Moving Average datamonitors stops consolidating events?
Hello, I've got some troubles with Moving Average data monitors. Basically, they seem to randomly stop consolidating events, although I know that the events they should consolidate are still arriving. I know that events are still arriving because: - Creating an active channel with the data monitor filter gives thousand of events - Restarting the datamonitor makes it work again. I attached some pics illustrating the prob: Pic1: Active channel with data monitor filter - Thousand of events with no timestamp problem Pic2: Dead silent data monitor Pic3: Data Monitor restart - It is working again. Anyone experience this issue ? Rgds
Two possible explanations for this are: 1. You have a DM threshold setting to drop the display group if the counts and/or statistics drop below a certain value, which you sometimes hit. 2. (A bit related to #1) Your agent sending the events has a significantly different (or different enough) time from your manager (not counting timezones). The DM sets up the buckets (number, size, start-end times) based on the manager's time. It will populate the events in the bucket based on the end time of the event. To see if this might be your problem, you can set the active channel to show both end time and manager receipt time. These times should be almost identical. If they're off by some number of minutes, see how this number of minutes difference compares to the buckets of the DM. For example, with #2, if you had 5 one-minute buckets on the manager (going back 5 minutes), but your end time was 10 minutes behind the manager, nothing would be added to any of the buckets. Sometimes the difference is right on the edge, so things seem to come and go a bit randomly. This is best fixed by standarding the times of the machines sending events to the manager (as well as the manager's time, too). -- Dave
David, Thanks for the answer.

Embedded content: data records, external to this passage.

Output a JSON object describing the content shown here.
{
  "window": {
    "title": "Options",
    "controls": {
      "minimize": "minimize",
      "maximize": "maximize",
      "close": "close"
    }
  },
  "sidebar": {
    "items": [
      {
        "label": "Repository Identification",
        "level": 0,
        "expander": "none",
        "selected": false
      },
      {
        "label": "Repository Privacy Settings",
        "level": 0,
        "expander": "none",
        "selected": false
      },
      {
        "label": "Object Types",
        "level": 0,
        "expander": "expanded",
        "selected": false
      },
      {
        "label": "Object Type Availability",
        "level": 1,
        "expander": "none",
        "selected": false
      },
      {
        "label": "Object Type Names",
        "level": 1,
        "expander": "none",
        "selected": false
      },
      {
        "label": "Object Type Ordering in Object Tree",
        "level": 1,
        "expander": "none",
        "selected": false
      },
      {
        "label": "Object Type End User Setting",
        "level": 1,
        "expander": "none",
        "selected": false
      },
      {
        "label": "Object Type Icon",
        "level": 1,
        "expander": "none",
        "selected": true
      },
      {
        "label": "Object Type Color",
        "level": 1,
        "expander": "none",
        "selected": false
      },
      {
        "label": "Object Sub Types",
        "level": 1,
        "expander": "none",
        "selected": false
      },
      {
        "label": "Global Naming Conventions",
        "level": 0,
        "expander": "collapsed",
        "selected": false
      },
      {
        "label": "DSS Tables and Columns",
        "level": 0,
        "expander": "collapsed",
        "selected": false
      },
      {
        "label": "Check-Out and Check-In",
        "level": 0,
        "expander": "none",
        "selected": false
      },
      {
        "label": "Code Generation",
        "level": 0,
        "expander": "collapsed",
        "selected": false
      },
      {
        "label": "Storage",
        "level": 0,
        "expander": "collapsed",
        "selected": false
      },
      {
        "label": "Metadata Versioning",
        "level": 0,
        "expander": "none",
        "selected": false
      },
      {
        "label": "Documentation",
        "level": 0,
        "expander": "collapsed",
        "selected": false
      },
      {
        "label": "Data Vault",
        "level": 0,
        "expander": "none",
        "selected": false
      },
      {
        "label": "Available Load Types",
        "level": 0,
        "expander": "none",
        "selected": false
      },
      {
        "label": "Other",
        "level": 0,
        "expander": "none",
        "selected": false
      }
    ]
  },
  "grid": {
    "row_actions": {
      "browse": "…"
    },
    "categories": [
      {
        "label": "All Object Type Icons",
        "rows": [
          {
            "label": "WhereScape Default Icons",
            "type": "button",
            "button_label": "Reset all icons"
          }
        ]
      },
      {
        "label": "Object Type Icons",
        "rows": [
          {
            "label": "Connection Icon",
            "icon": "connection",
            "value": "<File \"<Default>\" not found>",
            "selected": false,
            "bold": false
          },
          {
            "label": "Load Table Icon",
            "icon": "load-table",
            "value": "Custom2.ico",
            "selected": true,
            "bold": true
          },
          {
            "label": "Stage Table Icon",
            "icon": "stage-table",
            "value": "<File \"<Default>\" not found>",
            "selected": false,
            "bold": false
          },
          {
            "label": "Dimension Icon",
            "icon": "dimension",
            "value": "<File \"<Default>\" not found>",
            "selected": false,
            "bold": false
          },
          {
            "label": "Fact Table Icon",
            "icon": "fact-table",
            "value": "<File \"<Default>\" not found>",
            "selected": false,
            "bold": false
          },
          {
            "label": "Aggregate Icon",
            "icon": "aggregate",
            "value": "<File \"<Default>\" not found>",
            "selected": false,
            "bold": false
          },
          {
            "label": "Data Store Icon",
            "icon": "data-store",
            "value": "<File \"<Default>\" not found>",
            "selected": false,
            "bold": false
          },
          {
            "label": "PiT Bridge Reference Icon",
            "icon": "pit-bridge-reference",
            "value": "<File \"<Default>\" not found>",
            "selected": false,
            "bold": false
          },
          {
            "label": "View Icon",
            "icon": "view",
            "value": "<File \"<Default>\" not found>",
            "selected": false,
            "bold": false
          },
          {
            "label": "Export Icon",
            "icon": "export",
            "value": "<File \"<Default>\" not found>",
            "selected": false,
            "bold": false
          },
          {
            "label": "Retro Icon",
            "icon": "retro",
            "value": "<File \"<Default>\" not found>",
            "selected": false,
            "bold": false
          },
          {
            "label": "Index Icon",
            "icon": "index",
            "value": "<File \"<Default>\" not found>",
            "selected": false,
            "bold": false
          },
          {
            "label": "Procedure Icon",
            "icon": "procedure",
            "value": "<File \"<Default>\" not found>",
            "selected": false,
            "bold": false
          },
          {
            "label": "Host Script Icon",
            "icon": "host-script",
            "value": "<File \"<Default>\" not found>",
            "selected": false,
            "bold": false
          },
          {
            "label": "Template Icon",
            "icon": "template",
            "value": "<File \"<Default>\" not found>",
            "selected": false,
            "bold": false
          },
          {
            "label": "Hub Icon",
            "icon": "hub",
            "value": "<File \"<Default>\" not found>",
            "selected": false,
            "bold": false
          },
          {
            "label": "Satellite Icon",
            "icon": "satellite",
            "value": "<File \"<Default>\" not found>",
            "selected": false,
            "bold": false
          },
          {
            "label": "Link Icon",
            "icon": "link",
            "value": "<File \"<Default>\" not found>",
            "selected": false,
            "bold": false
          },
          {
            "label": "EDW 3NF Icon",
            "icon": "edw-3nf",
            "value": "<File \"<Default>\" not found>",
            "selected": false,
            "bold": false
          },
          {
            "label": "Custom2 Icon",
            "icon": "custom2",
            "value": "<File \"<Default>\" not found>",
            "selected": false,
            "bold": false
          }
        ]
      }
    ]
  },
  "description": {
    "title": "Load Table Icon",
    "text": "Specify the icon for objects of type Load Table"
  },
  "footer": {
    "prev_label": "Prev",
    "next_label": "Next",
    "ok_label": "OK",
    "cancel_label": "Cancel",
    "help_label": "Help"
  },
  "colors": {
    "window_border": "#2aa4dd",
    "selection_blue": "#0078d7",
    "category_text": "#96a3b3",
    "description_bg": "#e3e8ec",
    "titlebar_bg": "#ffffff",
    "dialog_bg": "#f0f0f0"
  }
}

However, your remarks are not true in my case: 1. All data monitors have a Group Discard Treshold of 0 2. As you can see in the screenshots I attached, there is no lag and no inconsitencies between the end/agent/manager times. In the active channel I attached, the end time and Manager time are equal. This active channel has the same filter as the datamonitor. Furthermore, the data monitor works perfeclty after I restart it (As seen on the screenshots attached in the 1st post) Rgds, Frederic
Good point. I'd missed that you had both end time and manager receipt time in the channel. As you said, they look reasonable. I guess this moves on to more questions... 1. Which version of ESM is this? 2. What filter are you using on the DM? 3. Have you noticed any exceptions in the console or server logs? 4. How long do you have to run before this problem shows up? 5. By "restart", you mean you just disable and re-enable the DM? 6. What event rate (roughly) do you run (both raw and into this DM)? 7. Have you seen this problem with any other moving average DMs? I don't recall having heard of this problem before, and we'd probably have to try to reproduce it with a test alert agent feeding events into a manager. -- Dave
I have a problem which could be related : When displaying traffic from several devices with a moving average DM, when a device stops to send traffic for the DM time period, the device is removed from the dashboard which is normal. However, when a removed device sends events again after its inactivity period, it does not reappear in the dashboard. After a restart, everything is working fine again. I noticed this behavior several times with several DM and opened a ticket regarding this issue.
David, Below are the answer to your questions: 1) 4.0.1 SP3 2) The filter matches a device address and "Base Events" 3) As far as I looked, I did not see any exception regarding DMs 4) I don't know exactly but this is random and can take days up to weeks before it stops working 5) Correct, Disable/Enable 6) The DM shown in example has about 40000 events/5min (Sample period) thus abt 133 evt/sec. The flow never decrease significantly 7) Actually it occurs for *all* the moving average / statistics data monitors I created. When I took the screenshots, all the DMs under a folder were no longer working (about 50 DMs) and I had to restart them all. Below are attached "before restart" and "after restart" pictures of a dashboard whose DMs were all silent before the restart, and working again after the restart (excepted one but this was normal at that time) [QUOTE=GCA]I have a problem which could be related :[/QUOTE] That might be an interesting point to look at. Fred
OK, nothing in your setup seems out of the ordinary. Did these ever work for you? If they did, do you remember what changed? Was it an ESM upgrade or something? As I mentioned before, I'm not aware of any problem like this, and this sounds pretty severe. If you haven't already, I would ask you to open a support call on this. We'll have to try to reproduce it in-house and find / fix the problem. -- Dave
David, I remember I got troubles with those moving average DMs since we installed 4.0 ESMs. I saw the occuring when I began creating Moving average DMs when we were in the 3.5 -> 4.0 process, but did not really pay attention to the problem. I realised this might be a severe issue when I saw this whole set of 50 DMs were not working anymore and worked again after the re-enable. I created a support ticket, #080623-000021. Thanks for cooperation Fred
David, I am getting same behavior, but it does not return to work after DISABLE/ENABLE DM.
By the way, I am using the "Event Throughput" built-in Moving Average DM.